Auch "Ein-Euro-Jobber" werden nicht als arbeitslos gezählt. In BA-Deutsch heißen solche Jobs "Arbeitsgelegenheiten mit Mehraufwandsentschädigung" und sind für Empfänger von ALG II ausgedacht. Sie sollen vor allem Langzeitarbeitslosen "helfen", den Weg zurück auf den Arbeitsmarkt zu erleichtern. Statt Lohn gibt es nur eine Aufwandsentschädigung, in der Regel zwischen 1,00 Euro und 2,50 Euro pro Stunde. Des ungeachtet sind Menschen in solchen "Arbeitsgelegenheiten" mit einem Schlag laut Statistik nicht mehr arbeitslos.

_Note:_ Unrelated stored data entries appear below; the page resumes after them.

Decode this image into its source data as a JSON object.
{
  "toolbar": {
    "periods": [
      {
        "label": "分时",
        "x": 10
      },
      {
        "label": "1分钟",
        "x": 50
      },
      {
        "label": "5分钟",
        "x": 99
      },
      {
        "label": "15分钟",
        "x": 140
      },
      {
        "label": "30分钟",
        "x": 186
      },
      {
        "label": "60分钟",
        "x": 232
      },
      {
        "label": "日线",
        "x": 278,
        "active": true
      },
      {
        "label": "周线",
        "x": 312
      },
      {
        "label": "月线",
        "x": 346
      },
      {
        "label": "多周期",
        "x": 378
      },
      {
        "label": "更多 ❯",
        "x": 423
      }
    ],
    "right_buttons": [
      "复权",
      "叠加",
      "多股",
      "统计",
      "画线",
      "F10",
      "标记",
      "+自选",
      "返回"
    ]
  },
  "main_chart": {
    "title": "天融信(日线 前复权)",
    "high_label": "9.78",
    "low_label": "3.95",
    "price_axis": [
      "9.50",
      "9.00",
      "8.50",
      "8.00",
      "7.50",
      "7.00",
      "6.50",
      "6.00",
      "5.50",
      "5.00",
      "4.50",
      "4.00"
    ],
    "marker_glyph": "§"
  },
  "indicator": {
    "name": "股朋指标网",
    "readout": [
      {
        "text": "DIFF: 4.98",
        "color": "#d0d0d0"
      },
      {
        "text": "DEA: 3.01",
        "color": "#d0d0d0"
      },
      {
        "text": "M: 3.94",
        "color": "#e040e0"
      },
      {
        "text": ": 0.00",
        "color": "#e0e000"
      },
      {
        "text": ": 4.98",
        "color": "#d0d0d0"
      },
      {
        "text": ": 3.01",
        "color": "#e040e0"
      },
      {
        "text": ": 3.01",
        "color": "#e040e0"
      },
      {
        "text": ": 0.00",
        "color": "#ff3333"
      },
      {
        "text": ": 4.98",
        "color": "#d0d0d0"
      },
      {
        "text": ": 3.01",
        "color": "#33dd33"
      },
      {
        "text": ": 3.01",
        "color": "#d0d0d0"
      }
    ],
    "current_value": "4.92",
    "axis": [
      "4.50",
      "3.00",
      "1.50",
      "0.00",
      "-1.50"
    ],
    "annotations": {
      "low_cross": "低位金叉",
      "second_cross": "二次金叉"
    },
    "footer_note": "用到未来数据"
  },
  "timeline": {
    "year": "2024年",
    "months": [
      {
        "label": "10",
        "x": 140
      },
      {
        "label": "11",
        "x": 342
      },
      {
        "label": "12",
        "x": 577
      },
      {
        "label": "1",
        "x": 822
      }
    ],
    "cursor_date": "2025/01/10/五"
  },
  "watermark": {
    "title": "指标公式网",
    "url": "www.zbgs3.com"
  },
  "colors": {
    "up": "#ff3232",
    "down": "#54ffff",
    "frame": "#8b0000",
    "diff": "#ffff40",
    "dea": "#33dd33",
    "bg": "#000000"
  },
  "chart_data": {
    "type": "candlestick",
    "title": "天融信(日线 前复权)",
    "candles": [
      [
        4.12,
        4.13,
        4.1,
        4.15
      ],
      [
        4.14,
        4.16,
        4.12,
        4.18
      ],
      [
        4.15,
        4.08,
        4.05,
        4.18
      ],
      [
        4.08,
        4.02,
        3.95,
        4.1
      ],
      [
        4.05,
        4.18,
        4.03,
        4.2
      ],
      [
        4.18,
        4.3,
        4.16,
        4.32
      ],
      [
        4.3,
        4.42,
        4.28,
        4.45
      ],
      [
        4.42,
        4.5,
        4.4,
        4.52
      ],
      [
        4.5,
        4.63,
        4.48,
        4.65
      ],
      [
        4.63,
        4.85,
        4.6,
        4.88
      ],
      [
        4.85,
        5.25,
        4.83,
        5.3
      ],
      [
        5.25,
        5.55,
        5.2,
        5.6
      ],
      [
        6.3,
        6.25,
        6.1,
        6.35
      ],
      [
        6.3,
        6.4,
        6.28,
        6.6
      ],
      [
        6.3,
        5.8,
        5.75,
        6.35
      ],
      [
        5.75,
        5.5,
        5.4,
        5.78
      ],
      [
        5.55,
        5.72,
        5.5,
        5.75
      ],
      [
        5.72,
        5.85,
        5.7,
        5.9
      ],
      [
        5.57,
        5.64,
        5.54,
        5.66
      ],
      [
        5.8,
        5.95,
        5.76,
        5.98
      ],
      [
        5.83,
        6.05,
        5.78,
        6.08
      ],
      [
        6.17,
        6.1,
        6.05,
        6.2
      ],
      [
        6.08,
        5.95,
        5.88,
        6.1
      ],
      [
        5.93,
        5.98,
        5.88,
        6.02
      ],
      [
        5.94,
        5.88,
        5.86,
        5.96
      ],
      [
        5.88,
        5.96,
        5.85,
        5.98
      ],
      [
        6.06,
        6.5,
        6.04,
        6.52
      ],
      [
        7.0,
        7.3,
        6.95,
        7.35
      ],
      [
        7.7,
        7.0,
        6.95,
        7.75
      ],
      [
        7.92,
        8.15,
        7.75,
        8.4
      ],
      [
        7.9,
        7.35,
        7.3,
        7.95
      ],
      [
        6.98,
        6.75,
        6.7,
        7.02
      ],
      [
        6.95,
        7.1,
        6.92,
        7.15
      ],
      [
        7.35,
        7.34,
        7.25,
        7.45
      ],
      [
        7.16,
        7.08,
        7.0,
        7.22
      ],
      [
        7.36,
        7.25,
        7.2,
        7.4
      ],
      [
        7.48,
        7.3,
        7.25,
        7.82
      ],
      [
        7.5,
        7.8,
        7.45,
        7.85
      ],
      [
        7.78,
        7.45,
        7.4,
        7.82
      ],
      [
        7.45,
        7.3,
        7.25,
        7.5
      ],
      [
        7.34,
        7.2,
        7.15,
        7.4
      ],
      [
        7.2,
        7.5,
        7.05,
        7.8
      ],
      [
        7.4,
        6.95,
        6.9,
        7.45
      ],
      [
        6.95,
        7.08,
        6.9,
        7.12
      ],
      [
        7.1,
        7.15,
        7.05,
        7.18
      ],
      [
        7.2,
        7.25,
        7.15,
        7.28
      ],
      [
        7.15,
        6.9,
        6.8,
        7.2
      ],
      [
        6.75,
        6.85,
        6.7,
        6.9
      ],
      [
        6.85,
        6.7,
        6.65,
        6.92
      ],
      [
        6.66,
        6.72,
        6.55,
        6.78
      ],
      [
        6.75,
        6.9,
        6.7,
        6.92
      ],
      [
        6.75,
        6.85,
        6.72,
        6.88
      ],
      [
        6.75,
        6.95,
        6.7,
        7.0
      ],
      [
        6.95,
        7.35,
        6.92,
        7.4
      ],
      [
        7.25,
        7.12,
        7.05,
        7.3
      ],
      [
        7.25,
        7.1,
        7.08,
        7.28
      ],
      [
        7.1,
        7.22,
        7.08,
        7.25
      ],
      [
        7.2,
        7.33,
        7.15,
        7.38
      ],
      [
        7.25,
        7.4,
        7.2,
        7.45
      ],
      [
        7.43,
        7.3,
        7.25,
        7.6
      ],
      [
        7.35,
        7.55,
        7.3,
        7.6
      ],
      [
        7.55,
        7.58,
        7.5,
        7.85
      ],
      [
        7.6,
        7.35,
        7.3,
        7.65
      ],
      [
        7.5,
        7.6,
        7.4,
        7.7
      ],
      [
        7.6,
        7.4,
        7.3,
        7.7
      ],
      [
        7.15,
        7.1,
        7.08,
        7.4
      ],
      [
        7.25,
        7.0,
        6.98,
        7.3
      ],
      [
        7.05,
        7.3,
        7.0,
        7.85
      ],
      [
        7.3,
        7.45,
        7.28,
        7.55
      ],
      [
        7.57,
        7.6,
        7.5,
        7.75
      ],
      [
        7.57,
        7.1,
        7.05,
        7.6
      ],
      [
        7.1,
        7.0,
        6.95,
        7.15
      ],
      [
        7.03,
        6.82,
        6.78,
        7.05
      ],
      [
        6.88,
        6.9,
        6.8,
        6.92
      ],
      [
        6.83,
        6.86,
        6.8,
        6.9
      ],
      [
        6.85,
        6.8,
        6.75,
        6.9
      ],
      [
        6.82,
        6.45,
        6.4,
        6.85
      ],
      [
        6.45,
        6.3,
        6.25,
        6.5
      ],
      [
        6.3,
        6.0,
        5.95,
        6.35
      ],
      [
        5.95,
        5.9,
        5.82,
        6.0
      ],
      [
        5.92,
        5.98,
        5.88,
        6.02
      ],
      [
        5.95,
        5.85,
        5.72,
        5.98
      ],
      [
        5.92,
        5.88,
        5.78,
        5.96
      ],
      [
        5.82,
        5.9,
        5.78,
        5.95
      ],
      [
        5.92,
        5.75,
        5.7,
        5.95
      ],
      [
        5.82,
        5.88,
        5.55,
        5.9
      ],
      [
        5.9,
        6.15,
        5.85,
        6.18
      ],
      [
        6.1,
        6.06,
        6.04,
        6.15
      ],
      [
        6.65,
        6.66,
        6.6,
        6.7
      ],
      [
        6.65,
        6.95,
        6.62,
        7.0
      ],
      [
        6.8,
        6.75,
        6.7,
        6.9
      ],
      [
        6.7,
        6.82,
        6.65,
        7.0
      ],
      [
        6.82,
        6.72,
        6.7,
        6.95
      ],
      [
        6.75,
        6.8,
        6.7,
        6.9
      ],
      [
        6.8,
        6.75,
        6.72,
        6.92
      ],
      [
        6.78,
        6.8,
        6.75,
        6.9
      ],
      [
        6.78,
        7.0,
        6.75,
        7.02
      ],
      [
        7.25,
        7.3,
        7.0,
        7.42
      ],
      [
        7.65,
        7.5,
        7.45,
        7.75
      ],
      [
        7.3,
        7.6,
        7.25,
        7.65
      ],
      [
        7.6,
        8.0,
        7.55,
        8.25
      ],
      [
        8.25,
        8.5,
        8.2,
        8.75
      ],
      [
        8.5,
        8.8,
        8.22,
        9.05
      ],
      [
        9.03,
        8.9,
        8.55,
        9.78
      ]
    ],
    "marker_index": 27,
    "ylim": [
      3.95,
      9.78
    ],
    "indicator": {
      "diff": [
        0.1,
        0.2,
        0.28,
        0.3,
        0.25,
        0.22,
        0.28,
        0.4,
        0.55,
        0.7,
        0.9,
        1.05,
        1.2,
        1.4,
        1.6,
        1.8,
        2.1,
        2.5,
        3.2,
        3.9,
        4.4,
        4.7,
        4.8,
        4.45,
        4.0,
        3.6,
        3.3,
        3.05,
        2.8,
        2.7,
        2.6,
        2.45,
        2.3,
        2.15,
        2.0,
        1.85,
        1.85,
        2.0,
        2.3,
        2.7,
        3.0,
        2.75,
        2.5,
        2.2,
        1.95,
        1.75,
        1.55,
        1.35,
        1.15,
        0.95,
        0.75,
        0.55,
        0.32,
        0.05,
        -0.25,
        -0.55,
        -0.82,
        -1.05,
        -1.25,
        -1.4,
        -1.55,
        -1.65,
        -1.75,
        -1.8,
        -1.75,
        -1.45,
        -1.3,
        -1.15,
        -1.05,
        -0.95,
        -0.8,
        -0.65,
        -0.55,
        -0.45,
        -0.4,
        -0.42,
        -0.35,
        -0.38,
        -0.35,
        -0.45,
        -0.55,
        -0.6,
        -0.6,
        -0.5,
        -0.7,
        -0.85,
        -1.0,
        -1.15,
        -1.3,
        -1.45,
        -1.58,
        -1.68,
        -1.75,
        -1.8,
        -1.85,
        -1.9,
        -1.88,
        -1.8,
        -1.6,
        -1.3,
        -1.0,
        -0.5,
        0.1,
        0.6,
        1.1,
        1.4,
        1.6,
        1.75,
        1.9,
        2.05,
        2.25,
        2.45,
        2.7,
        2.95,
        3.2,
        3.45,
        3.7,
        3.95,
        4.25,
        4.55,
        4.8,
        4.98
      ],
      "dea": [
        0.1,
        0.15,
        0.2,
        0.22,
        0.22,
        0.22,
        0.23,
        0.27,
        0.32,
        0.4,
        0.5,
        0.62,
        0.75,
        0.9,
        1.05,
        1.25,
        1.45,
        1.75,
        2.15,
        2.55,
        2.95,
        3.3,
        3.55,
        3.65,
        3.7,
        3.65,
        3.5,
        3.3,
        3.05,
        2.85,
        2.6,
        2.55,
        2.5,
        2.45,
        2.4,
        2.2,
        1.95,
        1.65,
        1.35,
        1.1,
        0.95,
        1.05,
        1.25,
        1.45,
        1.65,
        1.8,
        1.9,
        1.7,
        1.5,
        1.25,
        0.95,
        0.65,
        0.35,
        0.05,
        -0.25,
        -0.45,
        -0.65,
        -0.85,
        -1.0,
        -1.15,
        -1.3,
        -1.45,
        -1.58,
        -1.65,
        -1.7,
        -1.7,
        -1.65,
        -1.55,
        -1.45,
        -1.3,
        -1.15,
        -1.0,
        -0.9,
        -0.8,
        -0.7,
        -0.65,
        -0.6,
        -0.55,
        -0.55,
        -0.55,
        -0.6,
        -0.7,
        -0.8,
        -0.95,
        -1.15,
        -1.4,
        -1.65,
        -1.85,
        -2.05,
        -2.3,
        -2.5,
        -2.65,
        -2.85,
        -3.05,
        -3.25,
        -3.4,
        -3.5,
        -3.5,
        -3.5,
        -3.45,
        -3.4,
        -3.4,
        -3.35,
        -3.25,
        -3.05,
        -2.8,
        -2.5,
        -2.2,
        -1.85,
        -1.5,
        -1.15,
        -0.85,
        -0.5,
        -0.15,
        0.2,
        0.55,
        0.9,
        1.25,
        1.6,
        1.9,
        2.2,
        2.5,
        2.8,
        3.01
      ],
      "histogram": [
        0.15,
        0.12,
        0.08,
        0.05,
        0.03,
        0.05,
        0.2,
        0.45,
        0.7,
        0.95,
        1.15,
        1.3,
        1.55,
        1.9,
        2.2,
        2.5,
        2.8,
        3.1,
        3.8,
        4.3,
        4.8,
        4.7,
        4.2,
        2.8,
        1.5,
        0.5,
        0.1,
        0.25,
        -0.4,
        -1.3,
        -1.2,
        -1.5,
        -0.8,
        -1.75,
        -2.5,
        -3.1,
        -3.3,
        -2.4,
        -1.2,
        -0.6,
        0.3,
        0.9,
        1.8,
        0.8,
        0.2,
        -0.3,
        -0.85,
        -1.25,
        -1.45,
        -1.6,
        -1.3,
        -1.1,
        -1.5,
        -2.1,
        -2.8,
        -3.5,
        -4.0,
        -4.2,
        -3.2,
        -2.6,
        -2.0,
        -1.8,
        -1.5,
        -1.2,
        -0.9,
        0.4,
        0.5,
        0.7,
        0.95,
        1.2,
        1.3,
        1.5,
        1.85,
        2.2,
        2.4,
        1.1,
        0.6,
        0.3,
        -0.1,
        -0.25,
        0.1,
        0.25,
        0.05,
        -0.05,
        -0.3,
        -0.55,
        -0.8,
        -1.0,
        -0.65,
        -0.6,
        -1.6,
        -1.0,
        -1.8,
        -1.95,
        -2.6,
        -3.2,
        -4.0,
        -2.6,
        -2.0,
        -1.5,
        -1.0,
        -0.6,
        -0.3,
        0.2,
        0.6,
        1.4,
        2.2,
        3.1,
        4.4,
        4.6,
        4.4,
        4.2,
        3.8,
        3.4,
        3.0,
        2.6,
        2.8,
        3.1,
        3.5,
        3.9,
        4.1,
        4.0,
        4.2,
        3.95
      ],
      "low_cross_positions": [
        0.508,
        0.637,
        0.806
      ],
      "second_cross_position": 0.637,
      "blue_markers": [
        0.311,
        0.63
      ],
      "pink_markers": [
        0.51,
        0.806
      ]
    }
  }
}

Wer über 58 Jahre alt und länger als ein Jahr arbeitslos ist, der fällt, weil er als nicht mehr vermittlungsfähig gilt, ebenfalls aus der Statistik. Fakt ist auch, dass nicht jeder, der Arbeitslosengeld I oder II erhält, tatsächlich keine Arbeit hat. Rund ein Drittel aller ALG-II-Empfänger sind sogenannte "Aufstocker", die in ihren Jobs zu wenig verdienen, um ihren Lebensunterhalt zu bestreiten und deswegen statt vom Kapitalisten Geld vom Staat bekommen. Auch Empfänger des Gründungszuschusses, für Arbeitslose, die sich selbstständig machen wollen und Menschen in Altersteilzeit, die auf Arbeitslosengeld angewiesen sind, gelten nicht als arbeitslos. Alles in allem: die offiziell von der Bundesanstalt für Arbeit in die Welt hinausposaunten aktuellen Arbeitslosenzahlen sind gelinde gesagt geschönt. Selbst in ihrem eigenen, 83-Seiten-Bericht lassen sich über eine Million versteckte Arbeitslose entdecken. Plus Dunkelziffer liegt wohl die Zahl der tatsächlich Arbeitslosen bei weit über vier Millionen.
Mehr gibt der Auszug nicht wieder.